Type any text and this tool computes its SHA-1, SHA-256, SHA-384 and SHA-512 hashes live, using your browser's built-in cryptography. Click any result to copy it. Nothing is sent to a server.

What is a hash?

A cryptographic hash function takes any input — a word, a file, a gigabyte of data — and produces a fixed-length string of hex digits called a digest. It has three defining properties: it's deterministic (the same input always gives the same hash), it's one-way (you can't work backwards from the digest to the input), and even a one-character change produces a completely different result (the "avalanche effect"). SHA-256, for instance, always returns 64 hex characters no matter how big the input is.

Hashing is not encryption

This trips people up: encryption is reversible with a key; hashing is not reversible at all. There's no key and no "unhash" — the original data genuinely cannot be recovered from the digest. That's exactly why hashing is used to verify things rather than to hide and later reveal them.

When and why you'd use it

Worked examples

hello → SHA-256 2cf24dba5fb0a30e26e83b2ac5b9e29e1b161e5c1fa7425e73043362938b9824 — always 64 hex characters.
Hello (capital H) produces a totally different digest — a tiny change avalanches through the whole output.
The empty string has a fixed, well-known SHA-256 — hashing is deterministic, so it never changes.

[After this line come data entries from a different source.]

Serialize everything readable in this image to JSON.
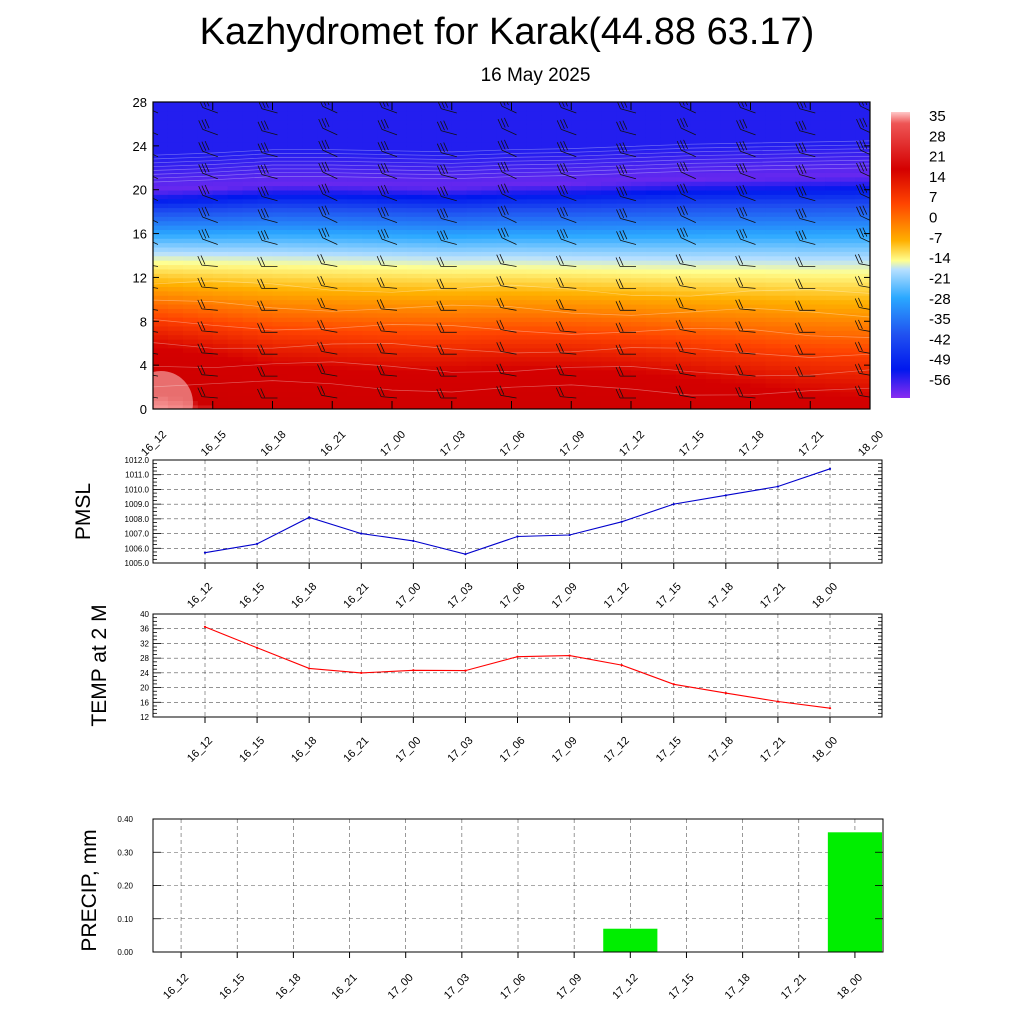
{
  "header": {
    "title": "Kazhydromet for Karak(44.88 63.17)",
    "subtitle": "16 May 2025"
  },
  "chart_data": [
    {
      "type": "heatmap",
      "title": "",
      "x_ticks": [
        "16_12",
        "16_15",
        "16_18",
        "16_21",
        "17_00",
        "17_03",
        "17_06",
        "17_09",
        "17_12",
        "17_15",
        "17_18",
        "17_21",
        "18_00"
      ],
      "y_ticks": [
        "0",
        "4",
        "8",
        "12",
        "16",
        "20",
        "24",
        "28"
      ],
      "ylim": [
        0,
        28
      ],
      "colorbar": {
        "labels": [
          "35",
          "28",
          "21",
          "14",
          "7",
          "0",
          "-7",
          "-14",
          "-21",
          "-28",
          "-35",
          "-42",
          "-49",
          "-56"
        ],
        "range": [
          -60,
          38
        ]
      },
      "freezing_level_by_time": [
        13.4,
        13.3,
        13.2,
        13.1,
        13.0,
        12.9,
        12.9,
        12.8,
        12.7,
        12.6,
        12.6,
        12.5,
        12.5
      ],
      "cold_core_by_time": [
        20.0,
        20.2,
        20.5,
        20.5,
        20.4,
        20.3,
        20.5,
        20.6,
        20.8,
        21.0,
        21.1,
        21.2,
        21.3
      ],
      "surface_temp_by_time": [
        35,
        31,
        27,
        26,
        25,
        25,
        26,
        26,
        25,
        23,
        21,
        19,
        18
      ],
      "wind_barbs": true,
      "legend": "right"
    },
    {
      "type": "line",
      "ylabel": "PMSL",
      "categories": [
        "16_12",
        "16_15",
        "16_18",
        "16_21",
        "17_00",
        "17_03",
        "17_06",
        "17_09",
        "17_12",
        "17_15",
        "17_18",
        "17_21",
        "18_00"
      ],
      "series": [
        {
          "values": [
            1005.7,
            1006.3,
            1008.1,
            1007.0,
            1006.5,
            1005.6,
            1006.8,
            1006.9,
            1007.8,
            1009.0,
            1009.6,
            1010.2,
            1011.4
          ],
          "color": "#0000cc"
        }
      ],
      "ylim": [
        1005.0,
        1012.0
      ],
      "y_ticks": [
        "1005.0",
        "1006.0",
        "1007.0",
        "1008.0",
        "1009.0",
        "1010.0",
        "1011.0",
        "1012.0"
      ],
      "grid": true
    },
    {
      "type": "line",
      "ylabel": "TEMP at 2 M",
      "categories": [
        "16_12",
        "16_15",
        "16_18",
        "16_21",
        "17_00",
        "17_03",
        "17_06",
        "17_09",
        "17_12",
        "17_15",
        "17_18",
        "17_21",
        "18_00"
      ],
      "series": [
        {
          "values": [
            36.5,
            30.8,
            25.2,
            24.0,
            24.7,
            24.6,
            28.4,
            28.7,
            26.1,
            20.9,
            18.5,
            16.2,
            14.4
          ],
          "color": "#ff0000"
        }
      ],
      "ylim": [
        12,
        40
      ],
      "y_ticks": [
        "12",
        "16",
        "20",
        "24",
        "28",
        "32",
        "36",
        "40"
      ],
      "grid": true
    },
    {
      "type": "bar",
      "ylabel": "PRECIP, mm",
      "categories": [
        "16_12",
        "16_15",
        "16_18",
        "16_21",
        "17_00",
        "17_03",
        "17_06",
        "17_09",
        "17_12",
        "17_15",
        "17_18",
        "17_21",
        "18_00"
      ],
      "values": [
        0,
        0,
        0,
        0,
        0,
        0,
        0,
        0,
        0.07,
        0,
        0,
        0,
        0.36
      ],
      "ylim": [
        0,
        0.4
      ],
      "y_ticks": [
        "0.00",
        "0.10",
        "0.20",
        "0.30",
        "0.40"
      ],
      "bar_color": "#00ee00",
      "grid": true
    }
  ]
}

Frequently asked questions

Can I reverse a hash back to the original text?

No — hashing is one-way by design. "Hash crackers" don't reverse anything; they just hash huge lists of guesses and look for a match, which is why weak or common inputs are still risky.

Where's MD5?

Browsers' Web Crypto API deliberately omits MD5 (and it's cryptographically broken — collisions are easy to produce). We only offer the SHA family. Avoid MD5 and SHA-1 for anything security-related; use SHA-256 or stronger.

Do two different inputs ever share a hash?

In theory yes (a "collision"), but for SHA-256 finding one is computationally infeasible. For MD5 and SHA-1, collisions have been produced — another reason they're retired for security use.

Is my input sent anywhere?

No. Hashing happens locally with crypto.subtle.digest. Nothing leaves your device.

Hashing alone is not password storage. A plain SHA-256 of a password is fast to brute-force. Real password storage needs a unique random salt plus a deliberately slow algorithm like bcrypt, scrypt, or Argon2. Use SHA hashes for integrity/checksums, not as your password scheme.